We knew we were onto something good. We’d accepted the first picnic as a fluke. From that minute on, every week we would look forward to whatever company picnic came along. There were wild company picnics. At some of these picnics, twenty-five thousand people would show up. The Riesling Chemical Company and the Sinclair Oil Company because of all the steel mills around. I became an aficionado of picnics. I could tell the cheapy companies and the companies that were in trouble and the companies that were having labor troubles when the big, heavy, tough guys from trucking would show up wearing hard hats. Every picnic had its own character.

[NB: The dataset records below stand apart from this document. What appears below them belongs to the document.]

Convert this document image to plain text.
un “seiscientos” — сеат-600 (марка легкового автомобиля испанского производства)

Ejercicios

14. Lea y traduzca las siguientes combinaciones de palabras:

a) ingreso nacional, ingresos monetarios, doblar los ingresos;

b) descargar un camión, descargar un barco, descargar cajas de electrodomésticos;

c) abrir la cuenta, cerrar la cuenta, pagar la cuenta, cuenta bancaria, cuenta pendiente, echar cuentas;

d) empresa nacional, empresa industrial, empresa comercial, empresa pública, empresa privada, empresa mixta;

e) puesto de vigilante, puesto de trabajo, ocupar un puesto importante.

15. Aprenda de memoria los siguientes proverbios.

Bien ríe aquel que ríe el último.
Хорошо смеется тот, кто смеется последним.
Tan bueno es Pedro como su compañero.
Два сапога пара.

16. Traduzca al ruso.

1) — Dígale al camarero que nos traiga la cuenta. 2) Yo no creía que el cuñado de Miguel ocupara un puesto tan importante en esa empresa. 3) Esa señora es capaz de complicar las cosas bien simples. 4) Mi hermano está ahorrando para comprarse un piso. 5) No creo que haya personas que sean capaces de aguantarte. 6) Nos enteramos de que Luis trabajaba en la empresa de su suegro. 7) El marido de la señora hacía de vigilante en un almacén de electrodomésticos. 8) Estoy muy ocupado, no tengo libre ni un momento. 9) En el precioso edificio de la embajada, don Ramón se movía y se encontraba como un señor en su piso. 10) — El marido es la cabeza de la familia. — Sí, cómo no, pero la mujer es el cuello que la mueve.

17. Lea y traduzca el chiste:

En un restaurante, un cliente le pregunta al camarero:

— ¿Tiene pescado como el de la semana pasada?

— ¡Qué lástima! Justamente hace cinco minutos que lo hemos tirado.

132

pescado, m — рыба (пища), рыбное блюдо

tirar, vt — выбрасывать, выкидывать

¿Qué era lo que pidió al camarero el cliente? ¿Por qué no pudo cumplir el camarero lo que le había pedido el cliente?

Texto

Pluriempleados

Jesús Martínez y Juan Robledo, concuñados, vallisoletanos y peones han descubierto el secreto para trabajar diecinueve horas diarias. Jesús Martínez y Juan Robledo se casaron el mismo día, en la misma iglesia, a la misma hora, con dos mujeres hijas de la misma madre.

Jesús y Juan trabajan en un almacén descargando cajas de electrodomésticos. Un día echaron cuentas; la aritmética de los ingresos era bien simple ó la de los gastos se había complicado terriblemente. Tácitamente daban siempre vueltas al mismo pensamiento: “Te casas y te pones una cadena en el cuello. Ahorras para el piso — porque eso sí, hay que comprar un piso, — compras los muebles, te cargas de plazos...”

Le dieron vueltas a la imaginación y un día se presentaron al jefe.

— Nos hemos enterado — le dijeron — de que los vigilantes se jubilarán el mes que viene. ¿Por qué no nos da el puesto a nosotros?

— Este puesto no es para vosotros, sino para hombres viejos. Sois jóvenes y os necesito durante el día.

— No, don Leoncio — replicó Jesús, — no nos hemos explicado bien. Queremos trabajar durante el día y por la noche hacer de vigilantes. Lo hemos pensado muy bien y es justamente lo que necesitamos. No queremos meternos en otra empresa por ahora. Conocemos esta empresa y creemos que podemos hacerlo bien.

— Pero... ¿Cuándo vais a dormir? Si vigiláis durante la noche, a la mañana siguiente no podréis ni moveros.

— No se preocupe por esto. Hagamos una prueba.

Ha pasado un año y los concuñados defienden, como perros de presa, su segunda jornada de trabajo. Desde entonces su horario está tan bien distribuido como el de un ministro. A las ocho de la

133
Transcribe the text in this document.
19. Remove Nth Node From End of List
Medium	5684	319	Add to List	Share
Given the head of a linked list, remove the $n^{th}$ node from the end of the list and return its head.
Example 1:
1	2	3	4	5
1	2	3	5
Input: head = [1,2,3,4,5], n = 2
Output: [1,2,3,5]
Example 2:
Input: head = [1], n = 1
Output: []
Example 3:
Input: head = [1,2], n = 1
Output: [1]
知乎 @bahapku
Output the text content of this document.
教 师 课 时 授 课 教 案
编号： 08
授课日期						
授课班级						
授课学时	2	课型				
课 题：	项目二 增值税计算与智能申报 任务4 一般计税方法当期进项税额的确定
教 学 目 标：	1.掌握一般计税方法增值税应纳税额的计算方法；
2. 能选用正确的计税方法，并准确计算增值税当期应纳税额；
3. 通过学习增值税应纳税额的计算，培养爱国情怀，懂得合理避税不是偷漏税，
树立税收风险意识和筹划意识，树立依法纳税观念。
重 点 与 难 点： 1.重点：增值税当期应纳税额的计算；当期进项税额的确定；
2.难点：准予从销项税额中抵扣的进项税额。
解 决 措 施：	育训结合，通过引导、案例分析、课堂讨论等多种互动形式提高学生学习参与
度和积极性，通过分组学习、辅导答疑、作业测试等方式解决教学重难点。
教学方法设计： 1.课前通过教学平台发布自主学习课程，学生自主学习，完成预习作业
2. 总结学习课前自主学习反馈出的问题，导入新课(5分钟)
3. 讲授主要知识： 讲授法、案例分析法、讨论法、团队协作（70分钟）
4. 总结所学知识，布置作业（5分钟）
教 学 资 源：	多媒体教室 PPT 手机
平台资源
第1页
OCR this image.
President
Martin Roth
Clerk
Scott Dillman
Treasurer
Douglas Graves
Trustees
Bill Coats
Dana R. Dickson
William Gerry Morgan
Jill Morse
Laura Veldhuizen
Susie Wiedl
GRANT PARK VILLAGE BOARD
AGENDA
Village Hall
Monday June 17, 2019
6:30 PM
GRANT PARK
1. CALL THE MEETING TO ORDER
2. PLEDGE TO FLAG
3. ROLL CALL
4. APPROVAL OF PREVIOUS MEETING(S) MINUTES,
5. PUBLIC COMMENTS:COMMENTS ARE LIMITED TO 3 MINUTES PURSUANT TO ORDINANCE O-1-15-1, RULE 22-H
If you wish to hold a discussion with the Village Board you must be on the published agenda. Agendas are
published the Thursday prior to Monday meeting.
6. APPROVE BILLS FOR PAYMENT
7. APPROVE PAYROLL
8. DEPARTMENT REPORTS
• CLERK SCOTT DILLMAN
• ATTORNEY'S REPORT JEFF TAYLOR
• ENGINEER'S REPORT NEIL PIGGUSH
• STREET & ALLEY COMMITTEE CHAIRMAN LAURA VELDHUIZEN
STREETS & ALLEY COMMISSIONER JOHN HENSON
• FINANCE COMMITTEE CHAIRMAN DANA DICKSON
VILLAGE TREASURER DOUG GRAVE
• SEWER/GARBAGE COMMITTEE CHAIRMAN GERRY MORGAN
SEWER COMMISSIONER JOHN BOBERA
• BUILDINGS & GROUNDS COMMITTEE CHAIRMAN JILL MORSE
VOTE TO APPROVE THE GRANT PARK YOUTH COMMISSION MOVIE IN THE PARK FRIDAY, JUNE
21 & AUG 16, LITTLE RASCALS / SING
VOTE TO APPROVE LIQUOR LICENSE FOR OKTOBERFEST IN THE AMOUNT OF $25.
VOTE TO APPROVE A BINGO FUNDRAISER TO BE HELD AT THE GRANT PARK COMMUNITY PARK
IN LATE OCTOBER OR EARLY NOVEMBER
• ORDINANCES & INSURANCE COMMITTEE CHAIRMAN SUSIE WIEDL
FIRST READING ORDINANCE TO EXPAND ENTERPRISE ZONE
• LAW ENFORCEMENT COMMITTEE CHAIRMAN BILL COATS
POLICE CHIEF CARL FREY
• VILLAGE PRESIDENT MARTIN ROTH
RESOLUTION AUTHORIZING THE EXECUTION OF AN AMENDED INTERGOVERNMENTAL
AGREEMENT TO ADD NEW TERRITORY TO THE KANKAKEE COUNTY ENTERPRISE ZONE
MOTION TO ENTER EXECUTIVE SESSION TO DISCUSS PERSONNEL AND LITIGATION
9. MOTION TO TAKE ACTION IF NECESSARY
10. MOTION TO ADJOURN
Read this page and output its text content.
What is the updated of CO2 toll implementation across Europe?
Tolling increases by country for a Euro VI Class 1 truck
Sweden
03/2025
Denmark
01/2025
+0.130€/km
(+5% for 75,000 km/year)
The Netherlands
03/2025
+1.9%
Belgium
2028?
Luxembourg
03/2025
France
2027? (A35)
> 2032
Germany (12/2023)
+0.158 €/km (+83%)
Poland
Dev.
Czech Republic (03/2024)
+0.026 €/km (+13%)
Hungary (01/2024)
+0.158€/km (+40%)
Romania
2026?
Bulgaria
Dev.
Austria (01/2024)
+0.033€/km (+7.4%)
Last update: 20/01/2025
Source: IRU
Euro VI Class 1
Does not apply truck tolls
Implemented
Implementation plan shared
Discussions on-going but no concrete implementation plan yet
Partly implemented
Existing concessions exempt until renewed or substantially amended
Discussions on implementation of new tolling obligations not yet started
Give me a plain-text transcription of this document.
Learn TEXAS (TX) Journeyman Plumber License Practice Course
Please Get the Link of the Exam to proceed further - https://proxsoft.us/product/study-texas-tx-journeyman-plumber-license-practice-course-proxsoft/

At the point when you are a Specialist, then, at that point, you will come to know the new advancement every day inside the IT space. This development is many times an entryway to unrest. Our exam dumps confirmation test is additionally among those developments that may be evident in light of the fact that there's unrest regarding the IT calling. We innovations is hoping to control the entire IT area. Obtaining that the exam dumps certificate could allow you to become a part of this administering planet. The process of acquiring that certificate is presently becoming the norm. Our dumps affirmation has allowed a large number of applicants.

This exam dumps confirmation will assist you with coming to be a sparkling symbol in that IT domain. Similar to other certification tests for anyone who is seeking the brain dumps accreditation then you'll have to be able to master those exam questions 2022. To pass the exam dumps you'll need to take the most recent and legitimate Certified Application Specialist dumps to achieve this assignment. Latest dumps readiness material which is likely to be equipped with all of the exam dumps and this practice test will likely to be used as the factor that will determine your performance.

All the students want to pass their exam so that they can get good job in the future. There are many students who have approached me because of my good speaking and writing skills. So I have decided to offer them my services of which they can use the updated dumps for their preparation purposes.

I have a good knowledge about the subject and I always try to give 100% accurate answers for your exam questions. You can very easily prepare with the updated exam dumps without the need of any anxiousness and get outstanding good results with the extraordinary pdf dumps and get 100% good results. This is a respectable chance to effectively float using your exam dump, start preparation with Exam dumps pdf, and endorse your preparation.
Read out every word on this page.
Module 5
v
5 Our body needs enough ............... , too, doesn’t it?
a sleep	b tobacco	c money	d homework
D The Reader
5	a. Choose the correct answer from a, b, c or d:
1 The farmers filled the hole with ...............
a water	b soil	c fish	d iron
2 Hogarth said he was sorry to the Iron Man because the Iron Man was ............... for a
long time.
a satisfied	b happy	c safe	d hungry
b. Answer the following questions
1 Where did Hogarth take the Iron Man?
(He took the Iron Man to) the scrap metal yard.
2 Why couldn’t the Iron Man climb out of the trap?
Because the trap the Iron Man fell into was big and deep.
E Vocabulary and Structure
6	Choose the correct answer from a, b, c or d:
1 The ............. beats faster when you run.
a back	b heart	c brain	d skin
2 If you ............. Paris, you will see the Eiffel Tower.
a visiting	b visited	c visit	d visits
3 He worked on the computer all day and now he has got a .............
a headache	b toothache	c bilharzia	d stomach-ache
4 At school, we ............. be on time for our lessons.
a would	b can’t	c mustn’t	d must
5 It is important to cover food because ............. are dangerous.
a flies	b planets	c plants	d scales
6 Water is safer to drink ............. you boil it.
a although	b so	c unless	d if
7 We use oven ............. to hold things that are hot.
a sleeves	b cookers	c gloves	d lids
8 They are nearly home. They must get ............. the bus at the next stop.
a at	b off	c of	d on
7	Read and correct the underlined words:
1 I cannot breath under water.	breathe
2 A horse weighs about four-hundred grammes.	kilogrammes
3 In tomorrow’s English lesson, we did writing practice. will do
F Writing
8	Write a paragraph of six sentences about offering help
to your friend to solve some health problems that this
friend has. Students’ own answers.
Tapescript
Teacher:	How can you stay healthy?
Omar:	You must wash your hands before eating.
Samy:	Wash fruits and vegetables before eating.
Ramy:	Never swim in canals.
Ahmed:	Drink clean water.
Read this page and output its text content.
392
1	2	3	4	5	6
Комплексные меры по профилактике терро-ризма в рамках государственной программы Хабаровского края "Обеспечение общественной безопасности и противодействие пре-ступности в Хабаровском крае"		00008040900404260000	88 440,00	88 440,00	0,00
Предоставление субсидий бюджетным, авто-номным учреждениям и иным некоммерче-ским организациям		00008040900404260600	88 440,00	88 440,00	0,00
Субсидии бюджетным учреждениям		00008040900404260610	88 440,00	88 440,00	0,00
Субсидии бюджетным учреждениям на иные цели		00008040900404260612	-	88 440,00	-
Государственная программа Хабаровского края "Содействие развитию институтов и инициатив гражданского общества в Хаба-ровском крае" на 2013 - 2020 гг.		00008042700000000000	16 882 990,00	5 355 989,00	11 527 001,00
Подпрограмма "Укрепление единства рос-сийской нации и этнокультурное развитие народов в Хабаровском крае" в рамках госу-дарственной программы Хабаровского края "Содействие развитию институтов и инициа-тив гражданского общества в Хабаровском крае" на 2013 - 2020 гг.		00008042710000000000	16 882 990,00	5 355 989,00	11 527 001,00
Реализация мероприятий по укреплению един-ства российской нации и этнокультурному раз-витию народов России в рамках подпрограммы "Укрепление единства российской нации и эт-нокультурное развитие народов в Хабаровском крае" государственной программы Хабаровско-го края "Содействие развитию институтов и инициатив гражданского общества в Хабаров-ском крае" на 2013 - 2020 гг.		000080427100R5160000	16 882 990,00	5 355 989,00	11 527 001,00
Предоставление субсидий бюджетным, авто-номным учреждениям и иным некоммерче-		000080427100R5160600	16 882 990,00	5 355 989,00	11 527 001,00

Every one. And then came the ultimate. One of the strangest things that ever happened to me in my life, and it came about in this summer of picnic crashing. We had gone to nearly every picnic. With Schwartz, Flick, and Bruner, I’d gone to what must have been fifteen picnics when this happened way at the end of summer.
It was still hot out in the Midwest—any place out in the Great Plains—and you are very very aware and conscious and attuned to the environment. Late in August, when the sun is sitting there about four-million miles across and there’s a kind of brassy quality to the air, and the steel mills off in the distance have been belching blast furnace dust into that atmosphere day and night, day and night, and it hangs low, the air has a curious kind of orange/red/gray/greenish cast and the sun hangs at a peculiar angle in August. Late in August and early September.
And at night, when the moon comes up, man, that’s something to see. Because the moon gets unbelievably enormous. It’s because of the curious invection currents and how the light is bent because of the heavy atmosphere that’s hung low in the heat. In hot, late August and early September in Indiana, I’ve seen the moon stretch almost from one end of the horizon to the other.